The anger in London is palpable as all the relevant government authorities, in a move that saved $5,000, used a flammable coating material on the outside part of the building rather than fire retardant material. The coating used, called cladding, is banned in the United States because of its flammable nature. Despite numerous warnings, the Tory-controlled local authority refused to act.
For anyone from New York, the haunting photographs and pleas for help on the neighborhood walls near where the fire raged are sharp reminders of what we went through on 9/11. The difference, in this case, was the British authorities did it to their own people.
The world is watching with increasing alarm as Britain staggers like a blindfolded man through a never-ending series of profound political, economic and - as the Brexit vote made clear – even existential crisis.
But this week, the image of Grenfell Tower consumed by flames took us to a further shore of national dysfunction. It looked like a real-world illustration of a Biblical calamity, or a medieval tarot card like The Tower brought to life.
They’re not supposed to happen anymore, these preventable firestorms that claim the lives of poor people (and in this case, many people of color) through political neglect and lack of disaster planning.
They’re supposed to belong to the Victorian age, back to a time when the poor had no voice, no representation and often no vote.
The London ward where the fire took place is the poorest in the nation, although it is surrounded by one of the richest boroughs in the city and indeed the world, and the poor people who died there last week might be alive today if the local regulators had required sprinkler systems and had not cut costs.
The world saw a criminally neglected underclass living and dying in the midst of great wealth and privilege. The optics of this story are terrible.
NBC News: Protesters stormed a London town hall meeting demanding justice for the victims of the Grenfell Fire. pic.twitter.com/NvQXzTep31— Kyle Griffin (@kylegriffin1) June 17, 2017
Residents had warned government officials for years about the obvious fire hazards, but instead of responding to them, their concerns were met with bullying solicitors’ letters.
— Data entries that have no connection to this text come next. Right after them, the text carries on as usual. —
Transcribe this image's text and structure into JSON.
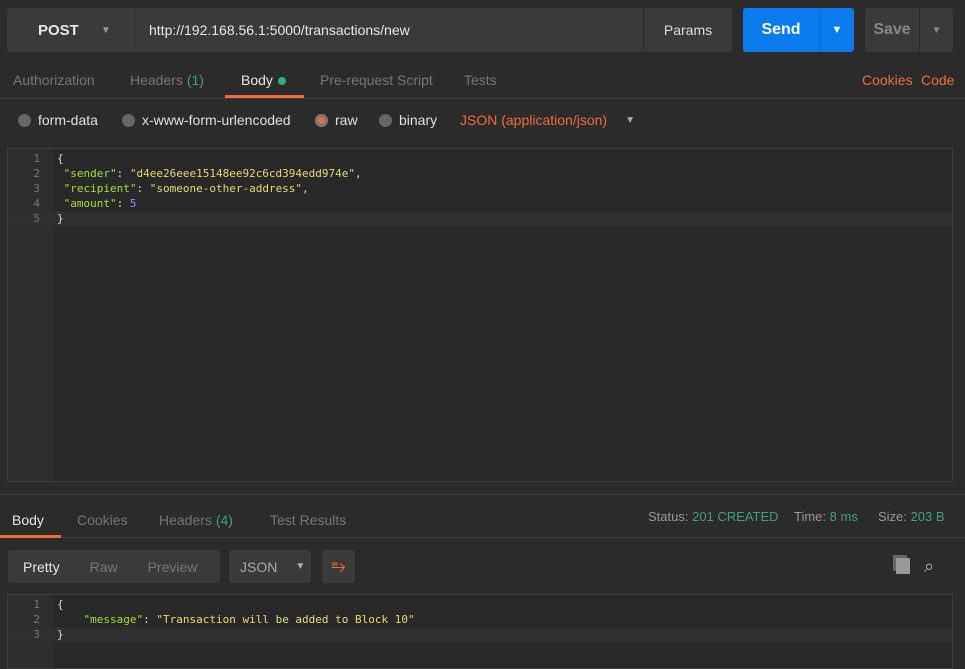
{
  "request": {
    "method": "POST",
    "url": "http://192.168.56.1:5000/transactions/new",
    "params_label": "Params",
    "send_label": "Send",
    "save_label": "Save"
  },
  "tabs": {
    "authorization": "Authorization",
    "headers": "Headers",
    "headers_count": "(1)",
    "body": "Body",
    "prerequest": "Pre-request Script",
    "tests": "Tests",
    "cookies": "Cookies",
    "code": "Code"
  },
  "body_modes": {
    "form_data": "form-data",
    "urlencoded": "x-www-form-urlencoded",
    "raw": "raw",
    "binary": "binary",
    "content_type": "JSON (application/json)",
    "selected": "raw"
  },
  "request_body": {
    "lines": [
      "1",
      "2",
      "3",
      "4",
      "5"
    ],
    "sender_key": "\"sender\"",
    "sender_val": "\"d4ee26eee15148ee92c6cd394edd974e\"",
    "recipient_key": "\"recipient\"",
    "recipient_val": "\"someone-other-address\"",
    "amount_key": "\"amount\"",
    "amount_val": "5",
    "open": "{",
    "close": "}"
  },
  "response_tabs": {
    "body": "Body",
    "cookies": "Cookies",
    "headers": "Headers",
    "headers_count": "(4)",
    "test_results": "Test Results"
  },
  "response_status": {
    "status_label": "Status:",
    "status": "201 CREATED",
    "time_label": "Time:",
    "time": "8 ms",
    "size_label": "Size:",
    "size": "203 B"
  },
  "response_view": {
    "pretty": "Pretty",
    "raw": "Raw",
    "preview": "Preview",
    "format": "JSON"
  },
  "response_body": {
    "lines": [
      "1",
      "2",
      "3"
    ],
    "open": "{",
    "message_key": "\"message\"",
    "message_val": "\"Transaction will be added to Block 10\"",
    "close": "}"
  },
  "colors": {
    "accent": "#f26b3a",
    "send": "#097bed",
    "success": "#3fa27a"
  }
}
We don't even know how many died, yet. The most recent estimate is at least 58, but that could rise to well over 100 or more. One firefighter described the blaze as the worst he’d ever seen and said it looked like a war zone.
It looked worse than a war zone, though. It looked catastrophic and soul-socking, like something out of the bowels of hell.
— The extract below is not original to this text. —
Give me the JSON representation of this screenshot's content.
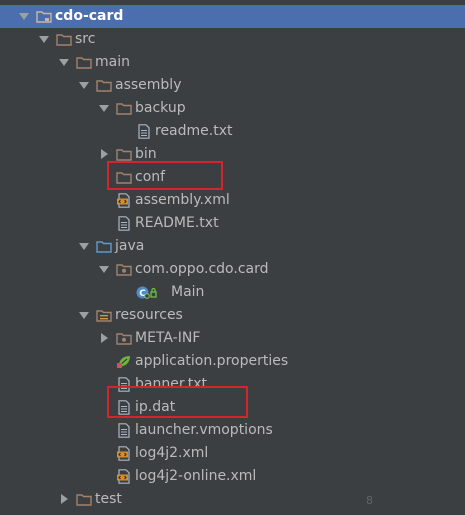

On the ground there is still no concerted government support, the local councils are conspicuous only by their absence, and many families are still sleeping on floors in local community centers. They feel abandoned because they have been.
It’s no wonder that anger is spilling over into the streets and that protests are becoming increasingly disruptive. When you see your own home and your neighbors’ consumed by a blaze that the government didn’t think worth the money to prevent what else is left to do?
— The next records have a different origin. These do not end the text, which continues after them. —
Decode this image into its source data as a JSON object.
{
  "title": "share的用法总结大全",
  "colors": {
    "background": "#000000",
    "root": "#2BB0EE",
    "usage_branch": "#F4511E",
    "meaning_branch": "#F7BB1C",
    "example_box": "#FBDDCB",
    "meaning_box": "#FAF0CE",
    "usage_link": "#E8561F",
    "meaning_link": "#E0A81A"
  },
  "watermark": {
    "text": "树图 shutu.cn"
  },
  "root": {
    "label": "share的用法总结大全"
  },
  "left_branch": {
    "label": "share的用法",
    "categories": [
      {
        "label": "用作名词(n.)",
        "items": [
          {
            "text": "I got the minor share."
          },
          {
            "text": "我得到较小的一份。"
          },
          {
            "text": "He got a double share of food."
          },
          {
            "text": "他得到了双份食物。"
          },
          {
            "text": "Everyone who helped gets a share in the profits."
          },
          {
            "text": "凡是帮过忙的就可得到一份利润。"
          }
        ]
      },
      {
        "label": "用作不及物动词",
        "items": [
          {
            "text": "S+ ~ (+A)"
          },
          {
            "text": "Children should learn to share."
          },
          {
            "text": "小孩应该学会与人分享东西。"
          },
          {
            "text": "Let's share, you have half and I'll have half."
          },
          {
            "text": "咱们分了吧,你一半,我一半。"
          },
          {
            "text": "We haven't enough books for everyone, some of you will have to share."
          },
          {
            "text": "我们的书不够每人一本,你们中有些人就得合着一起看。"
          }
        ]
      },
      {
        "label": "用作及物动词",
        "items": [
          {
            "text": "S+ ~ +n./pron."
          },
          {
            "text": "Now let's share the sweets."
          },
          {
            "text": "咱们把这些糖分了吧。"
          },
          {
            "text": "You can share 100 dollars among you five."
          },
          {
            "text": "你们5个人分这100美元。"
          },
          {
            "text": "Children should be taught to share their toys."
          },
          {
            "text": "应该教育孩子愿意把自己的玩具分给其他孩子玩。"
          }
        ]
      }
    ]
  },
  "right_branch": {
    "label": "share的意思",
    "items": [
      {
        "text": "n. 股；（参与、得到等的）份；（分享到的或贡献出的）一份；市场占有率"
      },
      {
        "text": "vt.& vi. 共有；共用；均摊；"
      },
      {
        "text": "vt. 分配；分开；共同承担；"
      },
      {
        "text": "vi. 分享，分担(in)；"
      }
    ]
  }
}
If my friends and family had been burned alive in a preventable fire, I'd be militant too. pic.twitter.com/cwxDFvy5KZ— Colette Browne (@colettebrowne) June 16, 2017
Prime Minister Theresa May’s refusal to meet with the survivors could turn out to be the most disastrous decision of an already disastrous premiership.
It was her Katrina moment, one that called for real leadership and courage, but instead we saw her sprinting to her chauffeur-driven SUV as the stunned locals looked on in disbelief.
In politics, images like this matter. The image of George W. Bush looking out the window of Air Force One as the New Orleans citizens were left to fend for themselves was a turning point in his presidency. That image came to define his presidency.
The message being repeatedly sent to the poorest and most vulnerable citizens is that they can no longer expect accountability, concern, or even a concerted response from their own government officials, the very ones tasked with their representation.
With the increasingly polarized divisions over Brexit, the near universal revulsion at the prospect of an electoral pact with the DUP, and the subsequent threat to the Peace Process – and now with the criminal neglect of the most disadvantaged citizens being laid bare to the entire world – it seems that Britain’s Conservative party is teetering on the edge of a historic abyss.
It’s even more extraordinary to reflect that it has brought the UK along with it.